Small business owners in the Sunflower State are getting some high-tech help from the government. The Kansas Small Business Development Center announced the launch of an online resource center for small and midsize businesses that gives midmarket companies and startups access to tools and free consulting to help start or expand a business.
The KSBDC partnered with Kansas.gov to develop the new site, which is housed within the Kansas Business Center, the state’s online resource center for businesses. “This partnership will provide current and future KSBDC clients access to the resources they need as entrepreneurs,” KSBDC State Director Wally Kearns said. “It is a collaborative effort that illustrates the commitment the state has to economic development and providing online access to state resources.”
The redesigned KSBDC site includes information about how to access one-on-one business consulting at no charge from one of 12 regional or outreach centers throughout Kansas. Online virtual business training in areas such Starting Your Business, Managing Your Finances and Foundations of Marketing is accessible at any time online. The free courses are also available in Spanish. In addition, the new site includes business success stories in the form of the Emerging and Existing Business of the Year in Kansas.
Anne Woods, the KSBDC’s co-director of marketing and training, said the state was trying to make it simple for someone who was thinking about starting a business or who already owned a business and needed help managing it. “We learned that there were so many state agencies that biz owners had to comply with, for example water issues, or issues for an agricultural type of business, so we tried to compile as much information as we could,” Woods said. “The objective was to make it easy and do a lot of it online so people in our rural locations would not have the inconvenience of mailing a copy or driving to an office.”
Woods said using a collaborative approach allowed the KSBDC, along with other affiliated organizations such as NetWork Kansas, dedicated to promoting small business growth, to offer the most comprehensive slate of resources. But the work isn’t over.
“Phase two will begin in July of this year, and it will include more features like Web 2.0 tools and a virtual office so [SMBs] can file documents there and have an office online,” she said. Attorneys and accountants also have access to virtual offices, and can set up reminders for taxation and regulatory purposes. “We are hoping as more business owners use this, they’ll make suggestions,” Woods said. “We want to know what we can do to make it easiest for them. That’s really the goal of this business center.”

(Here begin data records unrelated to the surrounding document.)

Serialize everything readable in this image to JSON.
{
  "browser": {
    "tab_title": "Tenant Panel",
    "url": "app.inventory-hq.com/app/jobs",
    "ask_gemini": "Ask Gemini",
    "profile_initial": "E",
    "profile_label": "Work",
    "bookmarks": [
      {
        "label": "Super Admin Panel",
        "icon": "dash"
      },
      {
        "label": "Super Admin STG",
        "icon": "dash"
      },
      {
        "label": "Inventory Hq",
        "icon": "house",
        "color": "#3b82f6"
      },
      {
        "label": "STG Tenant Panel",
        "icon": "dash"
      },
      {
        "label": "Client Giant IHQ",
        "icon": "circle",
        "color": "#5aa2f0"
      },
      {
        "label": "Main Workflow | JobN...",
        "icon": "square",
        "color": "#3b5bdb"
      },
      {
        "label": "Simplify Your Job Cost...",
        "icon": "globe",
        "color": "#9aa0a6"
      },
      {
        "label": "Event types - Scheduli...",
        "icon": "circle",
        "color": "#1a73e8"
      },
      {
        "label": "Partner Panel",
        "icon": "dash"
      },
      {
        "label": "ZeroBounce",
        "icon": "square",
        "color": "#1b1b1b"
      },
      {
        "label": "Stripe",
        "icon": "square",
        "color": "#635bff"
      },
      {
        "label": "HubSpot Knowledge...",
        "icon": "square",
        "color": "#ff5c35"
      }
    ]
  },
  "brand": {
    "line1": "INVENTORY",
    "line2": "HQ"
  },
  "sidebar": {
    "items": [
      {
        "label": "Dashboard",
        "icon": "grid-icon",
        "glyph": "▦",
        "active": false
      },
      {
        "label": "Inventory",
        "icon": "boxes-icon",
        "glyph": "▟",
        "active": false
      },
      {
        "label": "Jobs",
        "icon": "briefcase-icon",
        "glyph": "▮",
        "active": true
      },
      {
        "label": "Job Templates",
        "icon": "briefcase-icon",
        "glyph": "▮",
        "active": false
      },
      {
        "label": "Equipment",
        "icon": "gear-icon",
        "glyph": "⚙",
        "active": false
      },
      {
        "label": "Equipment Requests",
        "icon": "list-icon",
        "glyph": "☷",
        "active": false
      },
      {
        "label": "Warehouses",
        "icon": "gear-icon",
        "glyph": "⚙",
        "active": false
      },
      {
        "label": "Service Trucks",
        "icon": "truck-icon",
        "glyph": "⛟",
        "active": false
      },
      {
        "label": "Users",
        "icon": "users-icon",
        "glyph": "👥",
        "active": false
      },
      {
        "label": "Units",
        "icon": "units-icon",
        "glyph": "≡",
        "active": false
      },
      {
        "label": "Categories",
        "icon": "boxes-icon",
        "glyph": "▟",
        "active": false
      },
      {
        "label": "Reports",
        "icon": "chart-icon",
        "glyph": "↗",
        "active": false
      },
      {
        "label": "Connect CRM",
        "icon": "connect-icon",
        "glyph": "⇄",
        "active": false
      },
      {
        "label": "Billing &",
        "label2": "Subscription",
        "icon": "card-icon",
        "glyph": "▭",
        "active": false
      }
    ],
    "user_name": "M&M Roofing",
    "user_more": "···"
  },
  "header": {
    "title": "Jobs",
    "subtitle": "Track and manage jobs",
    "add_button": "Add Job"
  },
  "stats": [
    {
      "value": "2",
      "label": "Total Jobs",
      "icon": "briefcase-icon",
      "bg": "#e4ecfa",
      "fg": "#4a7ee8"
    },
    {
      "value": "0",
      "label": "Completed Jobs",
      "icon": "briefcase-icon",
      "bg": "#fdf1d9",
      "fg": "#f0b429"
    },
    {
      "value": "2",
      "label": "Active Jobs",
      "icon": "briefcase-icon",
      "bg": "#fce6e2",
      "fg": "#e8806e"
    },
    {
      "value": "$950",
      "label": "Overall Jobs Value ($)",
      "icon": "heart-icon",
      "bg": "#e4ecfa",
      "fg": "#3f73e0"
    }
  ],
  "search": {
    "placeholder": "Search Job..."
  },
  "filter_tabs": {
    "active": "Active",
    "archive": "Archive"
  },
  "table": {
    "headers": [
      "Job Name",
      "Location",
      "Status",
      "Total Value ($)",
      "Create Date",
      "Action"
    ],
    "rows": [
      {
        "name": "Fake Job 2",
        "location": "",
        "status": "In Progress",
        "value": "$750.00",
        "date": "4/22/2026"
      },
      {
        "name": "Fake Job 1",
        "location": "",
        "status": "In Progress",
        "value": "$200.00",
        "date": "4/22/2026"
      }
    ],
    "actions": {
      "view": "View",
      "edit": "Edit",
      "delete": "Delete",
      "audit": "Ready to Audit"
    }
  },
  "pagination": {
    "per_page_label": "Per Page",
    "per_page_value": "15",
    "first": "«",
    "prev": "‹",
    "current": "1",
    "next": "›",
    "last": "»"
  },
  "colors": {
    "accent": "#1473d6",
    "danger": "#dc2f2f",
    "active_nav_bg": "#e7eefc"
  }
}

The KSBDC provided more than 12,000 hours of free one-to-one counseling to 2,000 clients in 2007. Approximately 4,650 individuals attended on-site workshops at the eight regional and four outreach centers throughout the state. In 2007, the KSBDC assisted clients in 263 new business ventures and helped generate approximately 1,400 new jobs in Kansas, the organization said.
For midmarket companies that aren’t based in Kansas, don’t worry: Uncle Sam has you covered. The U.S. Small Business Administration offers a free yearly edition of “Small Business Profiles for the States and Territories,” which provides a portrait of the economic condition and activities of small businesses, how they performed in their respective states, and how they are important to their local economies and to that of the United States.